Сайрус рассмеялся и отвёл Нормута в свой кабинет. Ничуть не стесняясь чужого рабочего места, тот удобно расположился в мягком кожаном кресле.

— Ну, что от меня требуется тебе? Я весь во внимании, — присел на соседнее кресло Сайрус. — И давай без лишних слов.

Нормут улыбнулся:

— Сайрус Фэллон, ты глава комитета, три года назад был заместителем главы, много знаешь?

— Много! — гордо блеснули глаза Сайруса.

— Тогда скажи, когда к вам первый раз попал раб Огастуса Афовийского Бонтин? Сколько ему было лет? Есть ли у него мать? Как Огастус дал ему свободу? Сколько раз он приводил Бонтина в комитет?

Улыбнулся Сайрус:

— Не скажу. Видишь ли, мы, государственные служащие, храним тайны, связанные с монаршими особами, я поклялся молчать.

— А за старую дружбу?

— Не выйдет.

— А за мой кошелёк?

— Тоже не получится.

— Так надеялся я, так надеялся, а мне друзья отказывают в помощи! — картинно взвыл Нормут.

Сайрус похлопал его по плечу и тоже всхлипнул, попытавшись изобразить из себя актёра.

— Меня первым и повесят, когда ты предъявишь счёт к своему Бонтину. Я не хочу лишиться карьеры и головы. Извини, попытай удачу в другом месте. Как видишь, Нормут, к рабам сейчас столько внимания, что нам и не снилось.

— Да… — протянул Нормут. — Освободители всех мастей вконец потеряли рассудок. Что они пытаются достичь? Равенства? Равноправия? Когда они рабство отменят, то их рабы первыми взвоют от холода, голода и работы, которой станет ещё больше. Никто не уйдёт с шахт и с тяжёлых работ, есть-то захочется. А так мы их кормим, одеваем, а женщин любим! Изменится только вид их шеи, которая будет пустовать без ошейника и мёрзнуть в холода.

Сайрус ухмыльнулся.

— Не морочь мне голову. Приживутся как-нибудь рабы на свободе, умелые люди везде найдут пропитание и работу. Просто ты лишишься своего оазиса.

— В этом-то беда! — Нормут взмахнул рукой. — Кому я буду рассказывать свои чудесные истории? А как моя семья приживётся с прислугой которую… эм… уважать нужно? А я буду проживать скучнейшую жизнь, в котором у меня лишь два занятия будет — дом, званные вечера, дом, званные вечера… Скука смертная! А ты, братец, так вообще работу потеряешь.
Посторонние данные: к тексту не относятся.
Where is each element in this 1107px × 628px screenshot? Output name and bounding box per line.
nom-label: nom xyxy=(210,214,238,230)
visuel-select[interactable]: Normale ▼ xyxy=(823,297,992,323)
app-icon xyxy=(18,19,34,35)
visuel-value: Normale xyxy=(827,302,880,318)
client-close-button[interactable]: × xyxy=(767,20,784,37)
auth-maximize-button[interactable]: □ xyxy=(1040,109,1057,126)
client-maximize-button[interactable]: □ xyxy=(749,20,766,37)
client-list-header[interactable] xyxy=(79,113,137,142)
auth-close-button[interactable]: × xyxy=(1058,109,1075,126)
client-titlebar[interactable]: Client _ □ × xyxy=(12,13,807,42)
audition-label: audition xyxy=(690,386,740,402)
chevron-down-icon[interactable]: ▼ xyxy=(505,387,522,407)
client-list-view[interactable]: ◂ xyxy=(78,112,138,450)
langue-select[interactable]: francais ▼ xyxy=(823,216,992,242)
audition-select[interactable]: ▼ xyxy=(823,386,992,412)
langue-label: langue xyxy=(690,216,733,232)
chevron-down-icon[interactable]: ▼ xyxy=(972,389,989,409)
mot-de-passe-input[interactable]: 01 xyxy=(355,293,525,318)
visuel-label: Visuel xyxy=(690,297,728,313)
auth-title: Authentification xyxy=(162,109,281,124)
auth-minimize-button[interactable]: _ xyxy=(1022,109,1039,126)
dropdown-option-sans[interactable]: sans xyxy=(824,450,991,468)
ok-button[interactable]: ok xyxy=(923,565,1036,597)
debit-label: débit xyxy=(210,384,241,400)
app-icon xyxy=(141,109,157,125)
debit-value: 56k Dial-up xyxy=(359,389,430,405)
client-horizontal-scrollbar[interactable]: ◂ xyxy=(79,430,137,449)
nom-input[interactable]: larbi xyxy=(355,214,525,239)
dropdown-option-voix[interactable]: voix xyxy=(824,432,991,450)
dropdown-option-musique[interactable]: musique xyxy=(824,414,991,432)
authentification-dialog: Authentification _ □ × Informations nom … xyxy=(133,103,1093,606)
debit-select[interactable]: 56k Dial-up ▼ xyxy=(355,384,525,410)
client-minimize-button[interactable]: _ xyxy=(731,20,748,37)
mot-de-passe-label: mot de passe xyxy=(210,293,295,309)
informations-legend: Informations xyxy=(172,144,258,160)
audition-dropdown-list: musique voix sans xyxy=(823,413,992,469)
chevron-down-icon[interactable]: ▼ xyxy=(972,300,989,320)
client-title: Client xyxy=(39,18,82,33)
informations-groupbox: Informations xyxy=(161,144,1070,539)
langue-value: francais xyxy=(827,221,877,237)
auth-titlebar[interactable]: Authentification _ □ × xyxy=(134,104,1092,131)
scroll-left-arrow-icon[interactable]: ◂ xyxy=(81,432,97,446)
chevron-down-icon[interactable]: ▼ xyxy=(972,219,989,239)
— Я в жизни устроюсь, — гордо сказал Сайрус.

— Да, ты товарищ не из робких, на сколько ты обогатился на продаже оружия камерутчанам?

Сайрус присвистнул.

— Не скажу, будешь завидовать. Ты не знаешь, сколько оружия я продаю со своего оружейного завода, который я с сыновьями основал, и не знай дальше.

Нормут с наигранным осуждением покачал головой.

— Как не стыдно тебе, товарищ ты мой, друг студенческий! Помогаешь врагу, страну продаёшь!

— И людей, — подмигнул глазом Сайрус. — Камеруту и Ишируту ведь нужны солдаты, так наши рабы превосходно подходят! Озлобленные, жаждущие мести! Кто проверяет, от чего умер тот или иной раб? А он хоп, и в Камеруте у меня. Нормут, войны создают не убеждения, войнами правят деньги. Всем правят деньги, кроме, наверное, остолопов-освободителей. И вот освободителей я боюсь, против них бессилен мой кошелёк.